Thank god for Bea. In the middle of the night, she carried on typing as I sat weeping buckets by her side. The partner had torn up every one of my charts hours before. He expected a brand new document at 9 a.m. and here I was, exhausted, raw, and for the moment, entirely useless.


Fast forward. This time, my client started the waterworks–and I joined in. We were meeting with her publisher and editor to discuss the magazine’s turnaround. In an outburst, the editor roared at us in the voice of Orson Welles (I swear) and stormed out of his own office. I was a partner and not supposed to cry, but emotions were running high.

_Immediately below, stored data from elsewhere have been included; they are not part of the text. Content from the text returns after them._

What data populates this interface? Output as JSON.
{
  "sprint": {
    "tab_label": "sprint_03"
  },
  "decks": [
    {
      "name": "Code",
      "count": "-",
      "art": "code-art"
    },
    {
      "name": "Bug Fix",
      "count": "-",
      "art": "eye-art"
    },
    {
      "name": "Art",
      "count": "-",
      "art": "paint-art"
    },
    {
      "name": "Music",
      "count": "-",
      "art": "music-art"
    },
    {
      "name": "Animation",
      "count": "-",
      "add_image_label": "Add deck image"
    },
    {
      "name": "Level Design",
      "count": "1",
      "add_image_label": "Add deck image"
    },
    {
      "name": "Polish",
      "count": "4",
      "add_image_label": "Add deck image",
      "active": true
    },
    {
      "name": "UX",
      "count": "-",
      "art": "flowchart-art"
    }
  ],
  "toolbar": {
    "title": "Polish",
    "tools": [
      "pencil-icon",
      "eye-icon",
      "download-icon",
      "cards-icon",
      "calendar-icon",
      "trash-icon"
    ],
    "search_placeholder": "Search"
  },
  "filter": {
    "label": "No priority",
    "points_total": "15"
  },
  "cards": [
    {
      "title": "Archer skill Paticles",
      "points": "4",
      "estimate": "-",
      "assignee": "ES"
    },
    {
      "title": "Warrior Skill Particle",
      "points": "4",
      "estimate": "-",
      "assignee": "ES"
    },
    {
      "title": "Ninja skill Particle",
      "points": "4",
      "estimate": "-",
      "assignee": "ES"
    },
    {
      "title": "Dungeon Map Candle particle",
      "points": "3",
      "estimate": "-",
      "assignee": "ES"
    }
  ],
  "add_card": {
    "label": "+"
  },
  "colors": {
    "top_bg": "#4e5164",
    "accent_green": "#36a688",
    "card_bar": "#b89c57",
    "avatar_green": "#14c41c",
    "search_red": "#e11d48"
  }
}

It happened again in front of the most powerful partners of our firm. Newly elected to senior partner, I was invited to present a growth vision for our firm. I did so with a passion for transformation. Naturally, the partners responded with their own attack. One man spat out, “Why did we elect you? I’m regretting that decision now.” Despite my best efforts not to cry, tears appeared; luckily, I wear glasses.

Whether or not you admit to crying at work yourself, you know that it happens daily (to someone). I’m not writing about hysterics here, and I’m not referring to those individuals who cry at the drop of a hat. Think about your own moments–usually in the Ladies, but often in front of colleagues–when tears suddenly appear. Some cry in anger, or frustration, or from fear, or when we are deeply happy or sad. Is it wrong? If so, why do so many women cry at work?

For starters, crying is not always a bad thing. In some cases, it is the absolute best thing you might do. I watched my daughter graduate from college recently. The Dean, in the midst of a speech summarizing four years living with these students, stopped to wipe away sudden tears. Confessing deep emotion, she took a moment to breathe deeply before resuming. Students will remember that pause, and the genuine love behind her tears, for years.

But in moments like those I shouted out above, crying is the sign that an Amygdala Hijack has (already) happened. The stakes are high, the situation is very difficult, and habitual patterns are triggered in us. Our fight, flight, or freeze response kicks in. Try as you might, you erupt with waterworks or fireworks. Like gremlins, they refuse to be controlled. And well-intended advice (‘do not cry at work’) is no help at all.

Please don’t think of this cry as ‘bad’–crying is neither good nor bad. In an upset situation where your emotional survival is threatened, your brain’s amygdala rushes to defend. It sends out cortisol and adrenaline so your body can respond quickly. This all happens in a flash–before you can think about the best action to take. No wonder you’re not at your best.


But with reflection, deliberate choice, and lots of practice, you can untangle your entrenched patterns of behavior and avoid that hijack in the first place. There are three steps to what we call Reframing:

Gain self-awareness of your own patterns in upset situations. Through reflection, see yourself without judgment, but with appreciation for your underlying needs or fears. In my examples, angry authority figures triggered my fear of feeling powerless and as I froze, tears spilled. At the moment of upset, I was six years old again.

Learn to pause, and in that moment, step outside of your own movie to view yourself and others. I learned that when I am hijacked, time seems to slow down; I am not at my most creative, or most responsive, or even a tiny bit curious. My brain shuts down completely. The result? I make myself feel powerless. These days, I can sense a hijack coming and I pause, deliberately curious about where the other person is coming from.

Choose to experience the challenge as a learning experience. This step is the hardest, but when you recognize that you have a choice, you gain freedom from your fears and needs. Make the shift from not being at choice (“this is happening to me!”) to choosing (“I am in charge of my own experience”). In my three examples, I felt like the victim at the time. Taking responsibility, I am ready to learn.

Want to move beyond outbursts at work? For all the yellers and weepers out there, a few simple actions:

Start by getting curious about yourself. Gather up a few of these zinger moments that still resonate for you–you can feel the heat rising just thinking about them. Explore what in you is being triggered, and dig deeper to uncover your underlying fear or unmet need. As you explore, you will undoubtedly find your own contribution to the outcome you feared.


In the middle of your next upset, choose to pause. You can do this by feeling your physical presence and reminding yourself that you are safe. You can take a deep breath in. You can smile. And best of all, you can ask questions. Try asking yourself this one: ‘What do I really want to create here?’ A question takes you back to your intention. Sometimes that is enough to reframe your response.